I bring it up because I was the guy with the notebook who was briefly drafted into a magic show last weekend. The consistently funny, intermittently astonishing Elephant Room takes us into the underground lair of “semi-pro conjurors Dennis Diamond, Daryl Hannah, and Louie Magic”—three lovable, unpersuasively mustached goofballs who otherwise bear a suspicious resemblance to Steve Cuiffo, Trey Lyford, and Geoff Sobelle, writer-actors affiliated with performance troupes The Wooster Group and Rainpain 43.
I take nothing away from the trio’s deftly executed feats of levitation, dematerialization (wherein one of them appears to leap through the torso of another, like the X-Men’s Kitty Pryde), and, ah, lightbulb lactation when I say Elephant Room is a comedy show first and foremost.

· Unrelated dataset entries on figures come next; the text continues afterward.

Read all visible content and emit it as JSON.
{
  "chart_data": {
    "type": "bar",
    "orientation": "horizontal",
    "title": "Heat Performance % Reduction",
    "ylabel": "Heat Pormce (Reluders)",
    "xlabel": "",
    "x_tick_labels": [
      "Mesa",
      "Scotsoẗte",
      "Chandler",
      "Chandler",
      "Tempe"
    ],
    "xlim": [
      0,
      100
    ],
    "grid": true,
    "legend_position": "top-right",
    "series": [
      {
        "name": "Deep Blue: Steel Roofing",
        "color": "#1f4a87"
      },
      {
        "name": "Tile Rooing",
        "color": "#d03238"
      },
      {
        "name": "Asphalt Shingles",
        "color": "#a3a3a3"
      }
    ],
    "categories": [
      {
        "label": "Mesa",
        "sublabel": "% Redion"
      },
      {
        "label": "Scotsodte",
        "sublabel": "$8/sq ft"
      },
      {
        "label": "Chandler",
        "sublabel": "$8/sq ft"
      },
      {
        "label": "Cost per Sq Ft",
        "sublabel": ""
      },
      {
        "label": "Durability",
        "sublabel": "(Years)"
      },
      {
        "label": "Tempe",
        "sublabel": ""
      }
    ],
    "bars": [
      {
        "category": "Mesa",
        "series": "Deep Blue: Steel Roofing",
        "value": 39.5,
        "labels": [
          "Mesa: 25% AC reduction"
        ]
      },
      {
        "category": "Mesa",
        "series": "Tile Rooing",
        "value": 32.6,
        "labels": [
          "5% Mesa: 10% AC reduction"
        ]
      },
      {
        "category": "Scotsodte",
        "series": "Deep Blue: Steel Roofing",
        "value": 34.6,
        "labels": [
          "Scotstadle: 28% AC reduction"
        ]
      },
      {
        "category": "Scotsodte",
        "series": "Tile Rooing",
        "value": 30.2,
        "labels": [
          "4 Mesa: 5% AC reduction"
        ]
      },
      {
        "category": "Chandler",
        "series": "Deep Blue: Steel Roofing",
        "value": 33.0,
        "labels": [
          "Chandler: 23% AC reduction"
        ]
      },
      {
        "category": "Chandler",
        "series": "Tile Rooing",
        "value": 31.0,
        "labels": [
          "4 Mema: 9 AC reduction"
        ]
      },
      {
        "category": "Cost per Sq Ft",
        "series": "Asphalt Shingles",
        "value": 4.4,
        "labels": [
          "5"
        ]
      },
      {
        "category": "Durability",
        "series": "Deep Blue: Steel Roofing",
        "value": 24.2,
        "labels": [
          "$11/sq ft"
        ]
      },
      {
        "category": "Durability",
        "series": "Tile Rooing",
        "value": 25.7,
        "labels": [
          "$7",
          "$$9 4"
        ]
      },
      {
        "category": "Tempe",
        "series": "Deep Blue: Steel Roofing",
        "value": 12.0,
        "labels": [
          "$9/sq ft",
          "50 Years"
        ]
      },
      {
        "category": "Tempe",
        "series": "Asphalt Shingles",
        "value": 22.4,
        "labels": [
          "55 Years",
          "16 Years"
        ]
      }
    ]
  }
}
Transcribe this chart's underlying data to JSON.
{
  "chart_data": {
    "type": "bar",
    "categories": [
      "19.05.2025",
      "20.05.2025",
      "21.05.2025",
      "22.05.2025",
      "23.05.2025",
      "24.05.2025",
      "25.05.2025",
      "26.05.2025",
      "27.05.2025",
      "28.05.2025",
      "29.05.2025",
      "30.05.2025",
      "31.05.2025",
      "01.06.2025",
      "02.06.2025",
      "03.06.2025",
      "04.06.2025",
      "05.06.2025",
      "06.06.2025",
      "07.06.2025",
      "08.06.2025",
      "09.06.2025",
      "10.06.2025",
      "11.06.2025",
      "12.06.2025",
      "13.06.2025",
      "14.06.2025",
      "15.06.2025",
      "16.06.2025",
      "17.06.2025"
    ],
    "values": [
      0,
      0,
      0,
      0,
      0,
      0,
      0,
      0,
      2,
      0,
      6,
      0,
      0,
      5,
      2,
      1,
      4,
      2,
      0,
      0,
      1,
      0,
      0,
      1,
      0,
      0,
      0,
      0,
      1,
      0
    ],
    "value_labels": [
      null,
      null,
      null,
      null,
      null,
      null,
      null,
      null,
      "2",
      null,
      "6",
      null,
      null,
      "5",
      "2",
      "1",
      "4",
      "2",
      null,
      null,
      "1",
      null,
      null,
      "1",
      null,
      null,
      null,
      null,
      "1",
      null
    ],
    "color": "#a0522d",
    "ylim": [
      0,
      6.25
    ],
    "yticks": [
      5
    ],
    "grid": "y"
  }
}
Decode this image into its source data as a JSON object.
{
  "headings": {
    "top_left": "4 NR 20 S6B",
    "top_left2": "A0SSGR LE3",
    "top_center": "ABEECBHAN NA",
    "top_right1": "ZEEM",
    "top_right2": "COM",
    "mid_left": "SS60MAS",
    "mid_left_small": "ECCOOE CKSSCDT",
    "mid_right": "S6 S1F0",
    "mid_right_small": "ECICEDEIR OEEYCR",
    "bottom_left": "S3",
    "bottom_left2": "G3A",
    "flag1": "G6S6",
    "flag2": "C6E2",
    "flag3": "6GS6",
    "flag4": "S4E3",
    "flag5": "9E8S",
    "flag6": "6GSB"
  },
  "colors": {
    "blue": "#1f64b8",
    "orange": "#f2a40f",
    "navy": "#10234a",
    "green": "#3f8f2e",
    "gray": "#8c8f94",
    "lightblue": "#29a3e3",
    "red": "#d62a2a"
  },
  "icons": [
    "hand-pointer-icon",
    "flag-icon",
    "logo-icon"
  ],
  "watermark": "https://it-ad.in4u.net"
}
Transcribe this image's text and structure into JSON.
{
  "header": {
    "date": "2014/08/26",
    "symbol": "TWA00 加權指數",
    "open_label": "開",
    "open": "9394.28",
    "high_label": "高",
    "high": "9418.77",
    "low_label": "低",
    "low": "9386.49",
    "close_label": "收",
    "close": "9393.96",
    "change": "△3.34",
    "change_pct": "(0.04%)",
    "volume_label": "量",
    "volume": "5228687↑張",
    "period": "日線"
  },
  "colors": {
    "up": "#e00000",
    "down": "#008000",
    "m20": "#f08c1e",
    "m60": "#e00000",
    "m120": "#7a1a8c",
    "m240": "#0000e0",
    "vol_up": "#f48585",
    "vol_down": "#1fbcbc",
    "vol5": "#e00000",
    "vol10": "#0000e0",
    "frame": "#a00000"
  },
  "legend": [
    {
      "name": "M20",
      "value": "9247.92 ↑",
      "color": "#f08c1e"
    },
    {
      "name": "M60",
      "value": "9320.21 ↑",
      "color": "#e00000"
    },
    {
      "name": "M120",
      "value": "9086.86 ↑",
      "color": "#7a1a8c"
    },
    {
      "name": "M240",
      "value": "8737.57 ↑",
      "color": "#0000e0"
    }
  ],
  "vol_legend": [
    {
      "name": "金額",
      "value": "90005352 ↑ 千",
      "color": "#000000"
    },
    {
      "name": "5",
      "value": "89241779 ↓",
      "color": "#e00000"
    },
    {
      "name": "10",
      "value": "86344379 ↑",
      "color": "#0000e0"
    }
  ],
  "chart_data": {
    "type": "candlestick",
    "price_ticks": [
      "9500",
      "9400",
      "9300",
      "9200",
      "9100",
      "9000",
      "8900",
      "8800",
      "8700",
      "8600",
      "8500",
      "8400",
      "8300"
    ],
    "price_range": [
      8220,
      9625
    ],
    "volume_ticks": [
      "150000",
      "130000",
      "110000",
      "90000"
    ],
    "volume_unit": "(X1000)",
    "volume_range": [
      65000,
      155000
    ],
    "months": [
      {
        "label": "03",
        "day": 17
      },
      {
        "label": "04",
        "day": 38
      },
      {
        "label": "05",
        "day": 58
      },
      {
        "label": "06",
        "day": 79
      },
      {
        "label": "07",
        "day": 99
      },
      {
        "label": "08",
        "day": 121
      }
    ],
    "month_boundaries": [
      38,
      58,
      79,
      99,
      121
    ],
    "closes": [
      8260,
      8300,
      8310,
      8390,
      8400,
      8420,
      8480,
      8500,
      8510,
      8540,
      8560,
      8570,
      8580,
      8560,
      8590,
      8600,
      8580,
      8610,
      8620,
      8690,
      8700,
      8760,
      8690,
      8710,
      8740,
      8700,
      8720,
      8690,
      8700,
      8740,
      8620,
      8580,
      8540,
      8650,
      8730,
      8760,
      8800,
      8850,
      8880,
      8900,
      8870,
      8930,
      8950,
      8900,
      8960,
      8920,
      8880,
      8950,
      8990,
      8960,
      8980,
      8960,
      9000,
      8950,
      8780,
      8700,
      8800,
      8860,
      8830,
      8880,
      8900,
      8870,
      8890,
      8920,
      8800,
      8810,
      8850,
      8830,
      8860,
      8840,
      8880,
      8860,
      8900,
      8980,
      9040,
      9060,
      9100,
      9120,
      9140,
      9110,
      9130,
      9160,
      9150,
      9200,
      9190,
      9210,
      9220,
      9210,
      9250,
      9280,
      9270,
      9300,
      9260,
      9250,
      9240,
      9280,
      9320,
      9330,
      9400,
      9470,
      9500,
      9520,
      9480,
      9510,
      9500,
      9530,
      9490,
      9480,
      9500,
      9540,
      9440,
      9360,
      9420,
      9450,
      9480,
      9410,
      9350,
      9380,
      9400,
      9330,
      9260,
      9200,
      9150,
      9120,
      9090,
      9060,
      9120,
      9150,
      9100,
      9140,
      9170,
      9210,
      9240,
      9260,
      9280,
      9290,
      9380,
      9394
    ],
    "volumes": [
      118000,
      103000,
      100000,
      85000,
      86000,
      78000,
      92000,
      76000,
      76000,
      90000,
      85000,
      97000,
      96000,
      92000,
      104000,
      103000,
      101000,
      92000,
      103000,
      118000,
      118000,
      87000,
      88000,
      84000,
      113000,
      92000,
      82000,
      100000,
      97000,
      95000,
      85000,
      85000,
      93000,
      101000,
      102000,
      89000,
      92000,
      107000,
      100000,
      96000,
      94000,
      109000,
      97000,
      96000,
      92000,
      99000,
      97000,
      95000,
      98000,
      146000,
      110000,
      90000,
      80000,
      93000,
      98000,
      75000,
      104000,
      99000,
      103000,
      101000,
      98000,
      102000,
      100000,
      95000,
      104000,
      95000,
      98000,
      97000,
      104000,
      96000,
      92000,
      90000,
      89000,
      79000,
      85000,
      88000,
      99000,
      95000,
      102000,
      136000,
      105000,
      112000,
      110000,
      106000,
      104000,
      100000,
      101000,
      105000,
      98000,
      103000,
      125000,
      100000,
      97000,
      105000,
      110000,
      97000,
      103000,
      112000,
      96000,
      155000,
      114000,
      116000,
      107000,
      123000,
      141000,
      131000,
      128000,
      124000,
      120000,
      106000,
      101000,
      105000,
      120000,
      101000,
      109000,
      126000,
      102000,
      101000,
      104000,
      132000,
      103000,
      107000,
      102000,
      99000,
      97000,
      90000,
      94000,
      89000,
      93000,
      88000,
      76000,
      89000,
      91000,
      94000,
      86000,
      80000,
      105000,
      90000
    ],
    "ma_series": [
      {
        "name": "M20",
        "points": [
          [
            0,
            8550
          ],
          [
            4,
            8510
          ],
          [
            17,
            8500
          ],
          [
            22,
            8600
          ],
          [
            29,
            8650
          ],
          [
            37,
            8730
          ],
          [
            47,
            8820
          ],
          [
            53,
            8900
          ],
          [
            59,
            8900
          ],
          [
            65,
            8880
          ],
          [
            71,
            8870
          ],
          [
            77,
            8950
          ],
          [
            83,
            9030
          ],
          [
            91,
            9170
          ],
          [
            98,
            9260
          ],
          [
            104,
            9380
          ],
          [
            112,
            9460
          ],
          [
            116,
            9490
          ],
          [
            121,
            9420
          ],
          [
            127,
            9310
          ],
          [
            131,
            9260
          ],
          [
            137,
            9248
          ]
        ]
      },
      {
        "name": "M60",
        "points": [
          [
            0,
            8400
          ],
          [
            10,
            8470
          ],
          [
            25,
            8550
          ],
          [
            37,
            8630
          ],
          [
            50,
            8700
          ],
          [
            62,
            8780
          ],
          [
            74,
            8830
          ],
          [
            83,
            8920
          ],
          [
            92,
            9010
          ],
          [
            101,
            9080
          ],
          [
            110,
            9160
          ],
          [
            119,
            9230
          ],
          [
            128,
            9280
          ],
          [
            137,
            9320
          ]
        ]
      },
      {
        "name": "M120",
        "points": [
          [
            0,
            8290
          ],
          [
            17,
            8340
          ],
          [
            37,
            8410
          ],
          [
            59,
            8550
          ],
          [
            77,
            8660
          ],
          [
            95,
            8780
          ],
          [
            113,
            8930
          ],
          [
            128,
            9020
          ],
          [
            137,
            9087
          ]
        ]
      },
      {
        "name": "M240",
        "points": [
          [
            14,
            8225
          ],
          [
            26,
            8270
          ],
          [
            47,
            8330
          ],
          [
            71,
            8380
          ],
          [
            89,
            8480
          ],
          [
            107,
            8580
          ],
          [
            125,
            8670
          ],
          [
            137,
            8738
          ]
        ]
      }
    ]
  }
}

There’s always more than one thing happening on designer Mimi Lien’s shoebox diorama-style cutaway stage, and the bits flow into one another gracefully, albeit with a lot of help from the cheeseball soundtrack of Alicia Silverstone-era Aerosmith and “Careless Whisper”-style saxophone. The sound design, of which the songs are but one part, goes a long way toward establishing an otherworldly vibe in the show’s concluding moments. At a svelte 75 minutes, it doesn’t overstay.
My selection occurred randomly: Diamond tossed a wadded-up likeness of the Dalai Lama—supposedly sketched in the grape Kool-Aid powder he had extracted, along with its purple hue, from a bowl of (liquid) Kool-Aid—toward the audience like a beach ball. It just happened to land in my lap. Darryl Hannah (not that one, pity) rushed to my side with a microphone to enlist me in a mentalism demonstration. From the stage below, Mr. Magic enjoined me to concentrate on a name, “maybe a woman you lied to.” Ouch! Flush with shame, I wrote her name down using a Sharpie and index card Hannah provided. I tried to keep him from seeing what I wrote though I can’t swear he didn’t, and I kept my gaze trained on his hands, alert for signals to his comrades on the stage. Maybe he had a fiber-optic camera secreted on the frames of his thick glasses; I don’t know. All I can tell you is Dennis Diamond announced the name of the lady I’d wronged in front of God and everybody, and I cursed myself for not just writing a fake name on the card.
I still have the index card, and the crumpled portrait of the Dalai Lama. It looks like it might have been screenprinted. I’m not going to lick it to find out if it tastes like Kool-Aid.